There was a recent movement in our sister-city of Moorhead, MN, to pass an ordinance allowing each household/homeowner to be able to have maximum of 5 hens in their backyard. Seems kind of like a no-brainer, but — misunderstanding and misinformation on chickens, their care, and their bodily odors still abound. Alas, the motion was not passed. One of the councilmembers felt that, to paraphrase, there just was not enough of a buzz about chickens. They hadn’t heard of anyone supporting it – or even talking about it. … I suppose it depends on who you talk to. But, that is a stumbling block. People thing of chickens as noisy and smelly, but they are likely thinking of the factory-farm equivalent of chicken-ry — which is noisy, and smelly (not to mention bad for the birds).
I thought that the group, “Moorhead Citizens for Urban Chickens”, had a good idea, though. They hosted a screening of “Mad City Chickens” and the Public Library, and invited enthusiasts or those curious (or even those opposed, I suppose) to come and talk together and learn.
They now have the option to circulate a petition, and gain 1900 signatures, to bring the issue to a vote. I wish them luck (and really had hoped to attend the event a couple weeks back, but didn’t get there. The documentary looked absolutely cool!).
Our own backyard hens have greatly contributed to learning, both for me and my husband, and our boys. Even my two-year old is comfortable (and amazingly adept) at sneaking up on a chicken and grabbing it (gently….gently….GENTLY, PLEASE!).
One thing we’ve learned about is what happens, and how to respond, when a chicken is broody. A broody hen wants to hatch eggs. And while that would be pleasant to have chicks, most neighbors in the city don’t find a rooster crowing to be pleasant. We’re just in a bit too close of quarters. Our own ‘surprise rooster’ was pretty loud, even for us, and he was a bantam silky – its not the size of the rooster that determines the size of the crow.
A broody hen also doesn’t lay eggs. Why would she? She is an expectant mother. She doesn’t need to focus her energy in more chick production. But, for those who enjoy scrambled eggs, this presents a problem.
We have had two of our three hens have multiple broody periods, and have found that gently taking her off her next several times a day, and, in fact, blocking the entrance to the nesting box, usually solves the problem — but not overnight. I think the shortest it has taken to “break” a broody hen has been a month! That’s a long time, to me, who likes omelets. And what’s more, when they do start laying again, you have tiny marble eggs for around a week, just like when they first started laying.

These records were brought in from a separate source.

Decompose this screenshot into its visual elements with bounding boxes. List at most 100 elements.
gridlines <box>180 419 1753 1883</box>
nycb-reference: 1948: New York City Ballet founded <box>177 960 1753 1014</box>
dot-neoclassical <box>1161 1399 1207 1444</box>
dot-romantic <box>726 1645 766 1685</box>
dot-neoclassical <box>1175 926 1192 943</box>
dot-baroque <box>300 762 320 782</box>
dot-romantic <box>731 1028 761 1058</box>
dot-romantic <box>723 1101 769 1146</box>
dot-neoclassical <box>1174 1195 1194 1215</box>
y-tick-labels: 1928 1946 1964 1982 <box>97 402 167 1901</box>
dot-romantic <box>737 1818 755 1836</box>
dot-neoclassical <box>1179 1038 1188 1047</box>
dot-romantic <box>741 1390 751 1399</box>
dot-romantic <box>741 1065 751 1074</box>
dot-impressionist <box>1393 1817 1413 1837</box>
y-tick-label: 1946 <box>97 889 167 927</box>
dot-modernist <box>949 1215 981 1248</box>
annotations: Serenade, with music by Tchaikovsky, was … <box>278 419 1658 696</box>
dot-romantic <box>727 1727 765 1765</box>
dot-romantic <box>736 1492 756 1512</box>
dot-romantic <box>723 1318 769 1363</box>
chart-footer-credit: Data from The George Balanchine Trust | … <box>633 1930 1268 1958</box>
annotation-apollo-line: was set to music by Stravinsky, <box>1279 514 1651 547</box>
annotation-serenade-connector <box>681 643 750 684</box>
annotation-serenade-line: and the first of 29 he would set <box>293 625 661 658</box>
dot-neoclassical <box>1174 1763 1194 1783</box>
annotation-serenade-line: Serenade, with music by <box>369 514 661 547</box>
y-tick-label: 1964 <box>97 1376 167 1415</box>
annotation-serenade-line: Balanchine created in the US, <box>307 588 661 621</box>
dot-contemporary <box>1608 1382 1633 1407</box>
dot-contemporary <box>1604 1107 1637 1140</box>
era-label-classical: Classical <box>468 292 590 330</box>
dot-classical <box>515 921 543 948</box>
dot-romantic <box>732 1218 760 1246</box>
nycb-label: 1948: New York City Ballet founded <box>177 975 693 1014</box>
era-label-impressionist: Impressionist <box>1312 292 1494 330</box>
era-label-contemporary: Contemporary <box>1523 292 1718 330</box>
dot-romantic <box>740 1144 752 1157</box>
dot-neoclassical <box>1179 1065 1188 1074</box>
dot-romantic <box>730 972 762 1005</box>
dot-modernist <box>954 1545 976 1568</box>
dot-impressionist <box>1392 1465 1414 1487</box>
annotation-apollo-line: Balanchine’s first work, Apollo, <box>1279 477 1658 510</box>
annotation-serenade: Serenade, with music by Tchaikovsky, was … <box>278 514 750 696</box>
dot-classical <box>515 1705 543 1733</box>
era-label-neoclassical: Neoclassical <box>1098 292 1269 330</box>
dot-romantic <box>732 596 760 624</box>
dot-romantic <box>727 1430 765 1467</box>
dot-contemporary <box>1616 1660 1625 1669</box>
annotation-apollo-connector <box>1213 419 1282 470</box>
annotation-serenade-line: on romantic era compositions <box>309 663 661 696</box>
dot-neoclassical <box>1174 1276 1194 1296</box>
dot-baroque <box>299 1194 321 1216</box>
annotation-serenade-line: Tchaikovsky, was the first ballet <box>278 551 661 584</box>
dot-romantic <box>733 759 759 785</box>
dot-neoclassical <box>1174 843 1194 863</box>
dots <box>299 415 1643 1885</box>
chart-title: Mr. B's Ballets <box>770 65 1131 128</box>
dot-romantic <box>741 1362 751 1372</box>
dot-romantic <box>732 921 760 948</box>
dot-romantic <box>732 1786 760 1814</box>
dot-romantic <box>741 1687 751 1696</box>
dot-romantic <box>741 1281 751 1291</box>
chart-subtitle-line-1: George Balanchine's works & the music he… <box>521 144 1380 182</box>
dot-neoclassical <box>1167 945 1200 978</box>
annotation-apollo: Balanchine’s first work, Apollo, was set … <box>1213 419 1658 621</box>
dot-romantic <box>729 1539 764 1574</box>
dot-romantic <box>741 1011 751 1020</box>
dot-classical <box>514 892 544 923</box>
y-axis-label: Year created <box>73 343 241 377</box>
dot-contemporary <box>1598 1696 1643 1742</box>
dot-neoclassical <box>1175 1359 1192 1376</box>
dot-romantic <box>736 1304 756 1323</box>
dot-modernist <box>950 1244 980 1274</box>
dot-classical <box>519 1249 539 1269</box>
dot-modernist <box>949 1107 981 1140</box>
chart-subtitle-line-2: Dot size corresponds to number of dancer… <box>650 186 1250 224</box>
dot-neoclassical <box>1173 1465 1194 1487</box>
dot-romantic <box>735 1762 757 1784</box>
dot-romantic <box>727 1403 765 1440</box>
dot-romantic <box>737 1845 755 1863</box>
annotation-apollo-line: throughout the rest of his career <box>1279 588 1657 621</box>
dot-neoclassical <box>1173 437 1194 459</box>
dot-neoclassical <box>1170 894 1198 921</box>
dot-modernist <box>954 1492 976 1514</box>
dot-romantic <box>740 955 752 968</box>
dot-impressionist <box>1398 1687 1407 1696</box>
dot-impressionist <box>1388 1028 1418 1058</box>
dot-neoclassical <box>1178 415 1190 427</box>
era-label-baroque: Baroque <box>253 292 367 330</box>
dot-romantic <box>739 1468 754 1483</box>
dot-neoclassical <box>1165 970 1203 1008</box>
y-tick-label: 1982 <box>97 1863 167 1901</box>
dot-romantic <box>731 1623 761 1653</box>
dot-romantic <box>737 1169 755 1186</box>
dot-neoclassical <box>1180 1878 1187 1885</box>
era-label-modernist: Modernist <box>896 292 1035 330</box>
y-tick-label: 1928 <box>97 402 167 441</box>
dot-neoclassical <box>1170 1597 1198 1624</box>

Another issue that recently freaked us out: molting! I was greeted by a fluff of feathers blowing at my flip-flopped feet one morning as I went to re-fill their food and water. Was one of them sick? Was there an animal attack? Nope – its purely normal and natural. The length of days decrease, and in nature, that would signal the chickens to line their nest with comfy warm feathers, while growing new feathers, also comfy and warm. While they’re molting, they look a little goofy and patchy – but, they’ll recover. They’re beautiful birds, patchy or not.
These two learning experience (as well as others!) have made me appreciate the complexity of a chicken, and the gift of how they were made. As much as we think of keeping chickens, or even gardening, for that matter, as ‘natural’, ‘back to the land’ type stuff, we’re tampering with the structure of nature, so I always want to tread carefully, and learn as I go.